Is enthusiasm in sports down in general?
From a sports perspective, I think we’re hungry for it. Coming off the spring and the initial shutdown, once the governor lifted the stay-at-home orders, we got the Art Van Sports Complex (which WMSC operates) up and running. We put a lot of protocols in place and made sure our staff was safe and made sure spectators and teams felt comfortable coming there. We hit equal numbers of participating travel teams as comparable to 2019 once we got running. That told me that people were tired of being cooped up in their house. They wanted to get out.
How important is it that West Michigan’s long-standing minor league sports organizations survive this, and can they?
I don’t know their overall financial situation to weather the storm. I think once we can open up and once we can see the minor league sports and major league sports get going, the fan base will be there for them and they’ll survive. We want to show that we are a sports destination and we need our minor league teams to really be there to have great success on the court, on the field, on the ice that we can point to and kind of brag about our city being a great sports destination. So we have representatives from the Whitecaps and the Griffins on the board to kind of help to talk about (West Michigan) as a sports destination.
Have the restrictions in Michigan made our state a tougher sell for sports? One example we’ve seen in opportunity lost is a handful of AAU basketball tournaments relocated to Indiana because they weren’t allowed to compete in Michigan.
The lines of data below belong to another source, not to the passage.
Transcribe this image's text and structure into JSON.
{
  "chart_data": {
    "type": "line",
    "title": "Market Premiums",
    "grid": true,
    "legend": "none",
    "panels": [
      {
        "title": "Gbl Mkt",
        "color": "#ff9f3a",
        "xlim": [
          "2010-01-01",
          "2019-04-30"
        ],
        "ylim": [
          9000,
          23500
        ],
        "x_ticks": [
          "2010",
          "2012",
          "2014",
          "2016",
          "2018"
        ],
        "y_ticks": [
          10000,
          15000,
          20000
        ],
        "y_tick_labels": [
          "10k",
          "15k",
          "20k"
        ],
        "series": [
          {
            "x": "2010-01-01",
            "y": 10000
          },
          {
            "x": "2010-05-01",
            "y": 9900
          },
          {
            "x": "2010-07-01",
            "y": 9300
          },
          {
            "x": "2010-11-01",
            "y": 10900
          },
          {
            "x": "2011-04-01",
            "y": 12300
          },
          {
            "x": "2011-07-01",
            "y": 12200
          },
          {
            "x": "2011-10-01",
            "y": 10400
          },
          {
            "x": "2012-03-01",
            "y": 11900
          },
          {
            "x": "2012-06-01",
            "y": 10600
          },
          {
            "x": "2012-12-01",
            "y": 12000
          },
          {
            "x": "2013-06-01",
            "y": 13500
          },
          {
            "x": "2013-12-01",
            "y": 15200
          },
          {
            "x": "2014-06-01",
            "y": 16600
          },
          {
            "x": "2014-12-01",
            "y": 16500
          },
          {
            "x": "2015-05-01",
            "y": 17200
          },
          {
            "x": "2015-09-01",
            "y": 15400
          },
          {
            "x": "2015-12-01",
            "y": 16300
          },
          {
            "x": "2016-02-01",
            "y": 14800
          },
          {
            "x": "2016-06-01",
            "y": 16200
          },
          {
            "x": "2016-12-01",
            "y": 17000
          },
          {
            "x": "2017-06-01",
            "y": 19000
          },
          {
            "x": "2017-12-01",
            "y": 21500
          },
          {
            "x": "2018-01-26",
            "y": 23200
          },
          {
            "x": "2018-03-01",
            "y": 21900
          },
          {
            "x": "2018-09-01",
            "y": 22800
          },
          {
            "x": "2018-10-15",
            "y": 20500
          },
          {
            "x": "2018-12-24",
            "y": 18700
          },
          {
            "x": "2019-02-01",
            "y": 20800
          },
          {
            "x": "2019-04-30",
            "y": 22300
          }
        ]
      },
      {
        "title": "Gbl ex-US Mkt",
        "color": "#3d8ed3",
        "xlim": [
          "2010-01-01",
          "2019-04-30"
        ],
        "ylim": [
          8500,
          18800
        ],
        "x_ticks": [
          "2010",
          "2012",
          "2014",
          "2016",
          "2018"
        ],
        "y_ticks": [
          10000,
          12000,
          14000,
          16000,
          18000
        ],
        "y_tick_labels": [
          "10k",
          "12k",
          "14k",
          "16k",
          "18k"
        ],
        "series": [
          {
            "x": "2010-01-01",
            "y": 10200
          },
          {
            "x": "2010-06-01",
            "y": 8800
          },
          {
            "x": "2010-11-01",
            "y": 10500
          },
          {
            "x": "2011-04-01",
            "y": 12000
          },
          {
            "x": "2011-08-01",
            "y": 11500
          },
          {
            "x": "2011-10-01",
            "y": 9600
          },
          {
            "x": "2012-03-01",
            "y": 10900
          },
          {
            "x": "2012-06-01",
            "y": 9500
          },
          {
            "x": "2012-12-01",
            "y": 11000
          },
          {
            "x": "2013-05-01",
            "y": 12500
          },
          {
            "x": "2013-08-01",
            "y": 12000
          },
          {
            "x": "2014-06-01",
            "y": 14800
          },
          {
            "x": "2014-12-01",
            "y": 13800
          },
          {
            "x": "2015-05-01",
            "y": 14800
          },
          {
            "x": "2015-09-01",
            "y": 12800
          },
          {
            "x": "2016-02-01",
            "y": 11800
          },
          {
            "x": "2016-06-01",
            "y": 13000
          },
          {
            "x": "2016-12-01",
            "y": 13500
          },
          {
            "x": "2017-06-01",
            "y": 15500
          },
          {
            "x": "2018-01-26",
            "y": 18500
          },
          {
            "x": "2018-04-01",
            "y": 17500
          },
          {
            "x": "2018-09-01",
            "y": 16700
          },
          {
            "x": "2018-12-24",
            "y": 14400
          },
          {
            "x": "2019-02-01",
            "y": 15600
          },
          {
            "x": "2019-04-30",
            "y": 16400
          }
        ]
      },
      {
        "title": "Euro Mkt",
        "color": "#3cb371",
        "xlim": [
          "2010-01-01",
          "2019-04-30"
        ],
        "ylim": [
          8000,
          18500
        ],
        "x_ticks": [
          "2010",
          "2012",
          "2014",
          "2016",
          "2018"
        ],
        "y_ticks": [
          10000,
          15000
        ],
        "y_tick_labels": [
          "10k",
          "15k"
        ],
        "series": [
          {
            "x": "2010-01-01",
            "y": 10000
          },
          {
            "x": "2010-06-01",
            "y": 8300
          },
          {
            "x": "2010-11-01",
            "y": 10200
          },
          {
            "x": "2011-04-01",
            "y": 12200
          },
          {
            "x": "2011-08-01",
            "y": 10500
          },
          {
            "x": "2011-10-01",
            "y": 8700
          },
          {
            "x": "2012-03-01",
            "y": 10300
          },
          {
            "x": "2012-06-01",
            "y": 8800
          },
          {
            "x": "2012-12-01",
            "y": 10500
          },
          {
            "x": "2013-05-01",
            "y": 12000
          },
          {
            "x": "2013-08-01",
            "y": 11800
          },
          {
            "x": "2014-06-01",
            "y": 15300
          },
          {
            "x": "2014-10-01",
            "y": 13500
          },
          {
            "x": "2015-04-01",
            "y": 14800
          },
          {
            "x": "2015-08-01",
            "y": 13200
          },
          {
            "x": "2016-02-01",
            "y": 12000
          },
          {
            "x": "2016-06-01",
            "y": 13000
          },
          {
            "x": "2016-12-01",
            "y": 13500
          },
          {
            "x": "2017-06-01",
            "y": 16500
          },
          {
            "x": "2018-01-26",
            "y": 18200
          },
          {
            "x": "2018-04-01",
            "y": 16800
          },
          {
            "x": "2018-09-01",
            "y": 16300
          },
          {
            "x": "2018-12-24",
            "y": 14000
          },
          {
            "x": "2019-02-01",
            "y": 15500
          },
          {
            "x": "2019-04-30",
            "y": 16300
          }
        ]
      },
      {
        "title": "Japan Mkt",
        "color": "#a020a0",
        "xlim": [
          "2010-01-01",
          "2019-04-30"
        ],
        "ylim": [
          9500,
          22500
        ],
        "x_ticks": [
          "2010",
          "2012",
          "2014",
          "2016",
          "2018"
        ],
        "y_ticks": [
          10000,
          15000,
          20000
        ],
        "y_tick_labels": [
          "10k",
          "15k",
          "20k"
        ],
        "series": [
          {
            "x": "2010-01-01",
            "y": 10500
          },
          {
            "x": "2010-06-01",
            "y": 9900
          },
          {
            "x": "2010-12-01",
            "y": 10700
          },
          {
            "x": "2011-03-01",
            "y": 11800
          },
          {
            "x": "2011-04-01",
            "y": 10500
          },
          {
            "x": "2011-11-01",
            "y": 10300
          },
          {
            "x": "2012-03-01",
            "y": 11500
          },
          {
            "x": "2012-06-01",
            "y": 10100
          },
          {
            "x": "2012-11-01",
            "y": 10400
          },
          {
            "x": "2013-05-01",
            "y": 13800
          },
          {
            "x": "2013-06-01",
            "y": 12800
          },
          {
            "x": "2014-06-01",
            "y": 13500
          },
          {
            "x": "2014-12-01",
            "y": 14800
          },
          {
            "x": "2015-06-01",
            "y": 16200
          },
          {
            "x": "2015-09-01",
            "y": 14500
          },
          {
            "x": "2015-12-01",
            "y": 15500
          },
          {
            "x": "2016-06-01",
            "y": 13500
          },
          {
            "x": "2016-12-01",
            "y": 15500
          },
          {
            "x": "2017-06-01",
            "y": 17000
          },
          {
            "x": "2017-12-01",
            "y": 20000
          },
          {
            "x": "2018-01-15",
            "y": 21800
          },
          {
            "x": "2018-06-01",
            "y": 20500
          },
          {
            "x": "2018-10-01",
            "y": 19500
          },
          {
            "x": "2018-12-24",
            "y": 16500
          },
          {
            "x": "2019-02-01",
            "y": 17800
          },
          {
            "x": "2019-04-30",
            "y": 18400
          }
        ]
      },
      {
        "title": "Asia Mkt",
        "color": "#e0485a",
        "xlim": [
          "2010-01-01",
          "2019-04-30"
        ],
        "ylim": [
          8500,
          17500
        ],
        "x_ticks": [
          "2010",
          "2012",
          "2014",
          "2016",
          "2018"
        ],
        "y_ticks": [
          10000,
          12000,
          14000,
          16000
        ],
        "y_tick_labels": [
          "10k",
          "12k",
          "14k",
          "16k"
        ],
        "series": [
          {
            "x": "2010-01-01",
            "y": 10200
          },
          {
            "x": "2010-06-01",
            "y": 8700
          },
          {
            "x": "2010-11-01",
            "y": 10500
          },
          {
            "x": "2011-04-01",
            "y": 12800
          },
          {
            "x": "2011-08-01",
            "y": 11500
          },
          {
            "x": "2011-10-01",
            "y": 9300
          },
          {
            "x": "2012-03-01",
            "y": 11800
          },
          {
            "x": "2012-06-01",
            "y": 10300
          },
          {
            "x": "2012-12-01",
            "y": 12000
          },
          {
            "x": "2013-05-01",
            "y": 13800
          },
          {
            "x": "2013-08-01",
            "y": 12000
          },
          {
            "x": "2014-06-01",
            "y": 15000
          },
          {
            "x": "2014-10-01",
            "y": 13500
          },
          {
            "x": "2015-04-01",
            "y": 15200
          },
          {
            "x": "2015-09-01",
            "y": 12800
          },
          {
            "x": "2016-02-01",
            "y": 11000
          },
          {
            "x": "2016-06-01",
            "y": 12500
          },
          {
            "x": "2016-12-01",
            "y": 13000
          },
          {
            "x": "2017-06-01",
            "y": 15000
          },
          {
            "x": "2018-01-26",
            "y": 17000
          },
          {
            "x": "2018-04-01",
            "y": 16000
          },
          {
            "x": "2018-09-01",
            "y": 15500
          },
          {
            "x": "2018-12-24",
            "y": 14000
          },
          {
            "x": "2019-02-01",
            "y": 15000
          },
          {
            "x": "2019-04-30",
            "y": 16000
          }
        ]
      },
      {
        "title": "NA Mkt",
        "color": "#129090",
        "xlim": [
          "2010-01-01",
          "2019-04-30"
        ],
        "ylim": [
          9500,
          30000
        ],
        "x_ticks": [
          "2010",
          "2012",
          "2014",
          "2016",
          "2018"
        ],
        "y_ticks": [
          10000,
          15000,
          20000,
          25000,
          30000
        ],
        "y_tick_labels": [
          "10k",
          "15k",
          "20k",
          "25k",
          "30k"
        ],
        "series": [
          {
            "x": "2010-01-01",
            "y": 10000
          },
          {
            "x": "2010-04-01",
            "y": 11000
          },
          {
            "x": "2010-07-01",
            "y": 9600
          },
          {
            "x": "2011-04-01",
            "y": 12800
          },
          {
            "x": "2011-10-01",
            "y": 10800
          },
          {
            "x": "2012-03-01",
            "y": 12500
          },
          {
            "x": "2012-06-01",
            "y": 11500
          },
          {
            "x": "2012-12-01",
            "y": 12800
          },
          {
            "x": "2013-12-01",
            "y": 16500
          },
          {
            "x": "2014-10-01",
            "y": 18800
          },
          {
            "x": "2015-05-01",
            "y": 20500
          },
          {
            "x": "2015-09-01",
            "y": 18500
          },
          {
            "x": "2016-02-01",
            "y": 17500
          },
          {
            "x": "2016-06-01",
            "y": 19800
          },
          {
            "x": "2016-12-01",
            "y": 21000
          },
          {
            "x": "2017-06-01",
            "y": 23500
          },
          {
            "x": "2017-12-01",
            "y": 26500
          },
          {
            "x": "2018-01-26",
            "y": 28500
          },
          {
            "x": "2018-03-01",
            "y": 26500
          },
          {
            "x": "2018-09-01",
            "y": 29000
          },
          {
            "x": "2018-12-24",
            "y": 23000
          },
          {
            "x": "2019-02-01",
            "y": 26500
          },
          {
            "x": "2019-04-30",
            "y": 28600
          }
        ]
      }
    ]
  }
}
You just feel like you don’t have the same momentum. We don’t see the same number of RFPs out there and people planning for the immediate future. With some of the varying restrictions state-to-state, we have already seen these youth basketball tournaments turn to our neighboring states because they can participate there. Right or wrong, I think we all have to be careful and do our part to bring the case count down and not spread the virus. At the same time, we have to look at our economy and how we keep that stable and how we prepare ourselves to be ready when it opens.